Move multinomial hypothesis tests to test_distribution_ops, resolve c…

…onflicts with master.
FlagOpen · Aug 7, 2024 · 376344c · 376344c
2 parents ce37522 + 2b74ff3
commit 376344c
Show file tree

Hide file tree

Showing 6 changed files with 146 additions and 55 deletions.
diff --git a/.github/workflows/python-test.yaml b/.github/workflows/python-test.yaml
@@ -12,7 +12,6 @@ on:
 jobs:
   container-unit-test:
     runs-on: [self-hosted, docker]
-    timeout-minutes: 50
     container:
       image: localhost:5000/flag-gems-ci:v1.0
       ports:
@@ -22,6 +21,9 @@ jobs:
       - name: checkout-code
         uses: actions/checkout@v4
 
+      - name: check-gpu-free
+        run: tests/scripts/gpu_check.sh
+
       - name: unit_test-flag-gems
         shell: bash
         run: |
@@ -63,7 +65,6 @@ jobs:
 
   container-model-test:
     runs-on: [self-hosted, docker]
-    timeout-minutes: 5
     container:
       image: localhost:5000/flag-gems-ci:v1.0
       ports:
@@ -73,6 +74,9 @@ jobs:
       - name: checkout-code
         uses: actions/checkout@v4
 
+      - name: check-gpu-free
+        run: tests/scripts/gpu_check.sh
+
       - name: examples-flag-gems
         run: |
           CUDA_VISIBLE_DEVICES=5 pytest -s examples/model_bert_test.py
diff --git a/tests/scripts/gpu_check.sh b/tests/scripts/gpu_check.sh
@@ -0,0 +1,55 @@
+#!/bin/bash
+
+# Configuration parameters
+memory_usage_max=30000     # Maximum memory usage limit (MB)
+sleep_time=120             # Wait time (seconds), default is 2 minutes
+
+# Get the number of GPUs
+gpu_count=$(nvidia-smi --query-gpu=name --format=csv,noheader | wc -l)
+
+if [ "$gpu_count" -eq 0 ]; then
+    echo "No GPUs detected.
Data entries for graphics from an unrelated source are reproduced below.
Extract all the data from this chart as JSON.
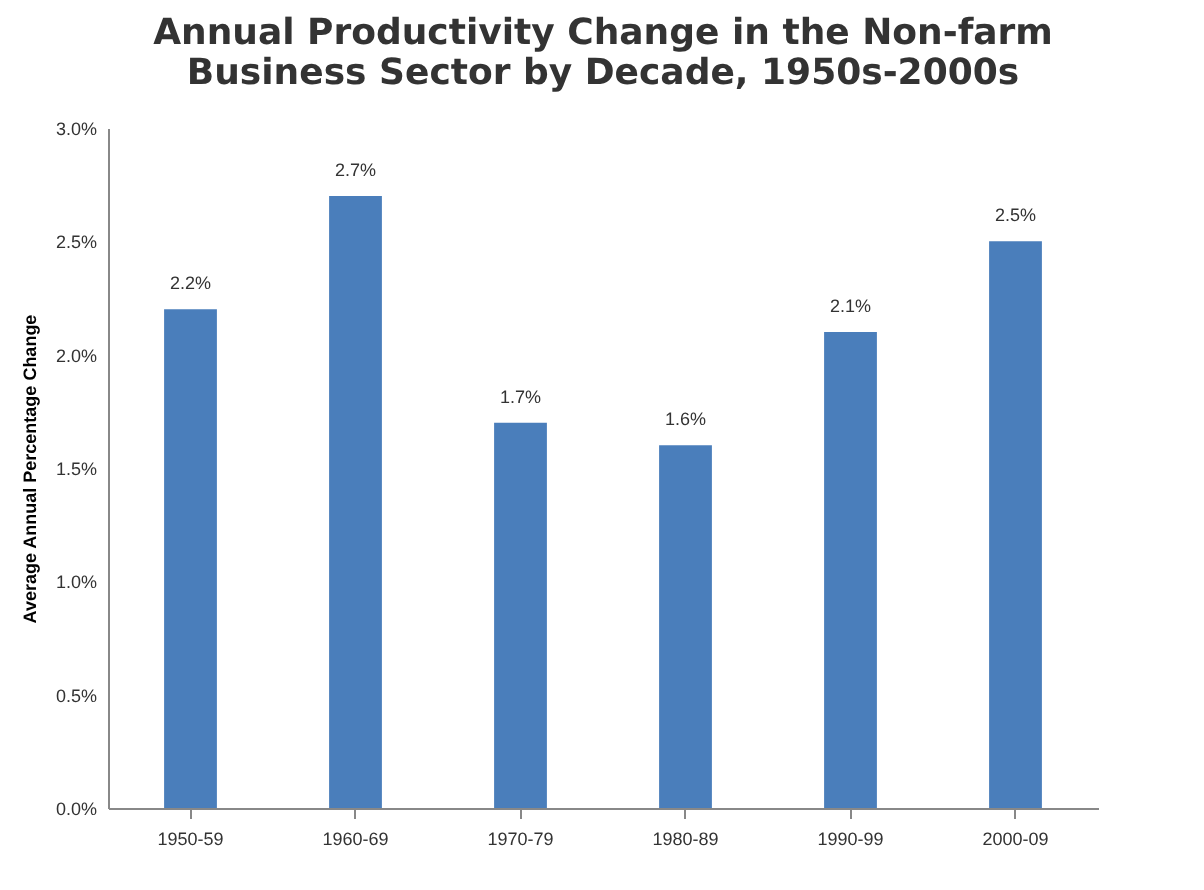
{
  "chart_data": {
    "type": "bar",
    "title": "Annual Productivity Change in the Non-farm Business Sector by Decade, 1950s-2000s",
    "ylabel": "Average Annual Percentage Change",
    "categories": [
      "1950-59",
      "1960-69",
      "1970-79",
      "1980-89",
      "1990-99",
      "2000-09"
    ],
    "values": [
      2.2,
      2.7,
      1.7,
      1.6,
      2.1,
      2.5
    ],
    "value_labels": [
      "2.2%",
      "2.7%",
      "1.7%",
      "1.6%",
      "2.1%",
      "2.5%"
    ],
    "color": "#4a7ebb",
    "ylim": [
      0,
      3
    ],
    "yticks": [
      {
        "value": 0,
        "label": "0.0%"
      },
      {
        "value": 0.5,
        "label": "0.5%"
      },
      {
        "value": 1,
        "label": "1.0%"
      },
      {
        "value": 1.5,
        "label": "1.5%"
      },
      {
        "value": 2,
        "label": "2.0%"
      },
      {
        "value": 2.5,
        "label": "2.5%"
      },
      {
        "value": 3,
        "label": "3.0%"
      }
    ],
    "grid": false
  }
}
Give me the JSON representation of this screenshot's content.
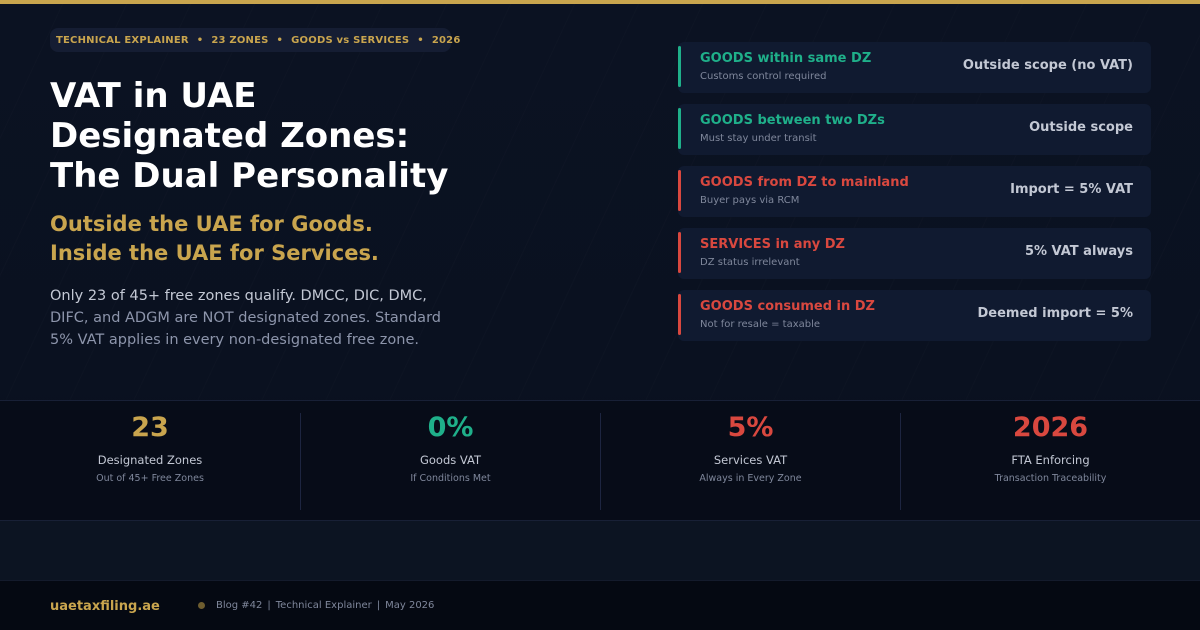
{
  "header": {
    "tags": [
      "TECHNICAL EXPLAINER",
      "23 ZONES",
      "GOODS vs SERVICES",
      "2026"
    ],
    "separator": "•",
    "title_lines": [
      "VAT in UAE",
      "Designated Zones:",
      "The Dual Personality"
    ],
    "subtitle_lines": [
      "Outside the UAE for Goods.",
      "Inside the UAE for Services."
    ],
    "body_lines": [
      "Only 23 of 45+ free zones qualify. DMCC, DIC, DMC,",
      "DIFC, and ADGM are NOT designated zones. Standard",
      "5% VAT applies in every non-designated free zone."
    ]
  },
  "cards": [
    {
      "title": "GOODS within same DZ",
      "sub": "Customs control required",
      "value": "Outside scope (no VAT)",
      "status": "green"
    },
    {
      "title": "GOODS between two DZs",
      "sub": "Must stay under transit",
      "value": "Outside scope",
      "status": "green"
    },
    {
      "title": "GOODS from DZ to mainland",
      "sub": "Buyer pays via RCM",
      "value": "Import = 5% VAT",
      "status": "red"
    },
    {
      "title": "SERVICES in any DZ",
      "sub": "DZ status irrelevant",
      "value": "5% VAT always",
      "status": "red"
    },
    {
      "title": "GOODS consumed in DZ",
      "sub": "Not for resale = taxable",
      "value": "Deemed import = 5%",
      "status": "red"
    }
  ],
  "stats": [
    {
      "value": "23",
      "label": "Designated Zones",
      "sub": "Out of 45+ Free Zones",
      "color": "#c9a54e"
    },
    {
      "value": "0%",
      "label": "Goods VAT",
      "sub": "If Conditions Met",
      "color": "#1fb08a"
    },
    {
      "value": "5%",
      "label": "Services VAT",
      "sub": "Always in Every Zone",
      "color": "#d9483f"
    },
    {
      "value": "2026",
      "label": "FTA Enforcing",
      "sub": "Transaction Traceability",
      "color": "#d9483f"
    }
  ],
  "footer": {
    "site": "uaetaxfiling.ae",
    "meta": [
      "Blog #42",
      "Technical Explainer",
      "May 2026"
    ],
    "meta_separator": "|"
  },
  "colors": {
    "accent_gold": "#c9a54e",
    "green": "#1fb08a",
    "red": "#d9483f",
    "background": "#0a1020"
  }
}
Please ensure you have NVIDIA GPUs installed and properly configured."
+    exit 1
+fi
+
+echo "Detected $gpu_count GPUs."
+
+nvidia-smi
+
+while true; do
+    # Query GPU memory usage and total memory
+    memory_usage=$(nvidia-smi --query-gpu=memory.used --format=csv,noheader,nounits 2>/dev/null)
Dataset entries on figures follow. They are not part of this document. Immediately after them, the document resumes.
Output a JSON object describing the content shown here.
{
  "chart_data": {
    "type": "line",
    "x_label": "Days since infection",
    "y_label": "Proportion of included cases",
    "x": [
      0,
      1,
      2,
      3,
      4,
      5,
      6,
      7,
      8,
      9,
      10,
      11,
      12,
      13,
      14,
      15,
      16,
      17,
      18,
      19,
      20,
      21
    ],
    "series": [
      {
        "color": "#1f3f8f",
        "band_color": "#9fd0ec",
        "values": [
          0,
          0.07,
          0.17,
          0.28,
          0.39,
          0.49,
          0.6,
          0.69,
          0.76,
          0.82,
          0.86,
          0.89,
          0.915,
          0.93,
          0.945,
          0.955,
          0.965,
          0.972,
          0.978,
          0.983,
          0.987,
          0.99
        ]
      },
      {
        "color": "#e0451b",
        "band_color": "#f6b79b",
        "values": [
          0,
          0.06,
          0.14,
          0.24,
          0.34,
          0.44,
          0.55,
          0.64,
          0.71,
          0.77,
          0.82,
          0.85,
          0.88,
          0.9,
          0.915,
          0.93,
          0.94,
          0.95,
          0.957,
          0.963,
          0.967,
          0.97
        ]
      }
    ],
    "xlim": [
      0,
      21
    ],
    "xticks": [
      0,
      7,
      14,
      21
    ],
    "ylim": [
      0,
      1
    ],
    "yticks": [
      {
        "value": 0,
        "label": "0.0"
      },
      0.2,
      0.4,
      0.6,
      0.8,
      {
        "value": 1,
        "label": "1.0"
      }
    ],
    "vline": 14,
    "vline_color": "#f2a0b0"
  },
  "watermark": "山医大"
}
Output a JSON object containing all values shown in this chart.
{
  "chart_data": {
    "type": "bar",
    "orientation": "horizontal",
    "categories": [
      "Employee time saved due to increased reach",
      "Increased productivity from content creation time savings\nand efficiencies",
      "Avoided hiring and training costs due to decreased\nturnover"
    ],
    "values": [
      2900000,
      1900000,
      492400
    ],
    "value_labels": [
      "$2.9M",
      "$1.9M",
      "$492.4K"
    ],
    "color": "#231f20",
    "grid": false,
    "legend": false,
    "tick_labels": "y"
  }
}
+    memory_total=$(nvidia-smi --query-gpu=memory.total --format=csv,noheader,nounits 2>/dev/null)
+
+    # Check if nvidia-smi command was successful
+    if [ $? -ne 0 ]; then
+        echo "Failed to query GPU memory information. Please check if nvidia-smi is working correctly."
+        exit 1
+    fi
+
+    # Convert query results to arrays
+    IFS=$'\n' read -d '' -r -a memory_usage_array <<< "$memory_usage"
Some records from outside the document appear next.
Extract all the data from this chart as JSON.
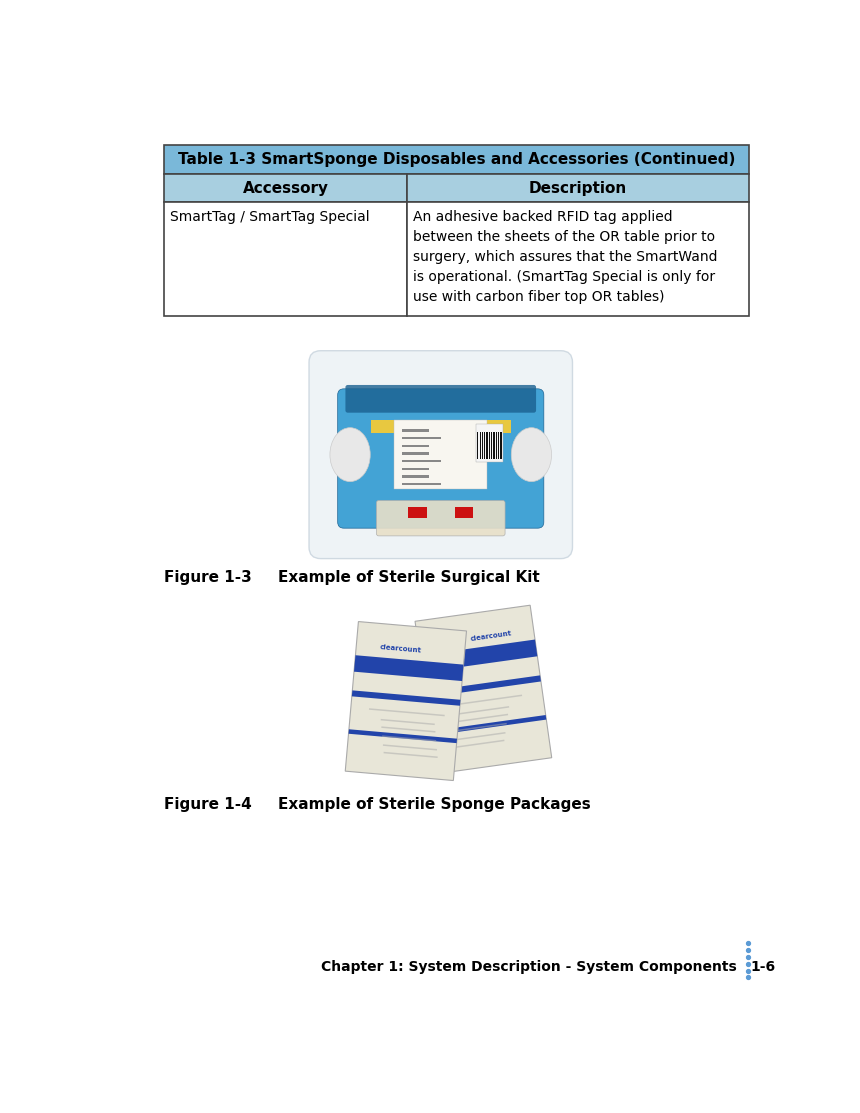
{
  "bg_color": "#ffffff",
  "table_header_bg": "#7ab8d9",
  "table_subheader_bg": "#a8cfe0",
  "table_border_color": "#444444",
  "table_title": "Table 1-3 SmartSponge Disposables and Accessories (Continued)",
  "col_headers": [
    "Accessory",
    "Description"
  ],
  "row_data": [
    [
      "SmartTag / SmartTag Special",
      "An adhesive backed RFID tag applied\nbetween the sheets of the OR table prior to\nsurgery, which assures that the SmartWand\nis operational. (SmartTag Special is only for\nuse with carbon fiber top OR tables)"
    ]
  ],
  "figure3_caption": "Figure 1-3     Example of Sterile Surgical Kit",
  "figure4_caption": "Figure 1-4     Example of Sterile Sponge Packages",
  "footer_text": "Chapter 1: System Description - System Components",
  "footer_page": "1-6",
  "dots_color": "#5b9bd5",
  "title_fontsize": 11,
  "header_fontsize": 11,
  "cell_fontsize": 10,
  "caption_fontsize": 11,
  "footer_fontsize": 10
}
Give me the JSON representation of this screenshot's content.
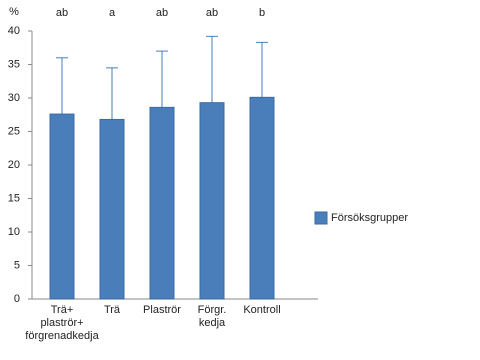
{
  "chart_data": {
    "type": "bar",
    "y_label": "%",
    "categories": [
      [
        "Trä+",
        "plaströr+",
        "förgrenadkedja"
      ],
      [
        "Trä"
      ],
      [
        "Plaströr"
      ],
      [
        "Förgr.",
        "kedja"
      ],
      [
        "Kontroll"
      ]
    ],
    "series": [
      {
        "name": "Försöksgrupper",
        "color": "#4a7ebb",
        "values": [
          27.6,
          26.8,
          28.6,
          29.3,
          30.1
        ],
        "errors": [
          8.4,
          7.7,
          8.4,
          9.9,
          8.2
        ]
      }
    ],
    "significance_labels": [
      "ab",
      "a",
      "ab",
      "ab",
      "b"
    ],
    "ylim": [
      0,
      40
    ],
    "yticks": [
      0,
      5,
      10,
      15,
      20,
      25,
      30,
      35,
      40
    ],
    "grid": false,
    "legend": "right"
  }
}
+    IFS=$'\n' read -d '' -r -a memory_total_array <<< "$memory_total"
+
+    need_wait=false
+
+    # Check the available memory for each GPU
+    for ((i=0; i<$gpu_count; i++)); do
+        memory_usage_i=${memory_usage_array[$i]}
+        memory_total_i=${memory_total_array[$i]}
+        memory_remin_i=$((memory_total_i - memory_usage_i))
+
+        if [ $memory_remin_i -lt $memory_usage_max ]; then
+            need_wait=true
+            break
+        fi
+    done
+
+    if [ "$need_wait" = false ]; then
+        echo "All GPUs have sufficient available memory. Proceeding with execution."
+        break
+    fi
+
+    echo "GPU memory is insufficient, waiting for $sleep_time seconds before retrying..."
+    sleep $sleep_time
+done
diff --git a/tests/test_distribution_ops.py b/tests/test_distribution_ops.py
@@ -1,4 +1,6 @@
+import numpy as np
 import pytest
+import scipy
 import torch
 
 import flag_gems
@@ -20,7 +22,7 @@ def test_accuracy_normal(shape, dtype):
 
 
 @pytest.mark.parametrize("shape", DISTRIBUTION_SHAPES)
-@pytest.mark.parametrize("dtype", [torch.float16, torch.float32])
+@pytest.mark.parametrize("dtype", FLOAT_DTYPES)
 def test_accuracy_uniform(shape, dtype):
     x = torch.randn(size=shape, dtype=dtype, device="cuda")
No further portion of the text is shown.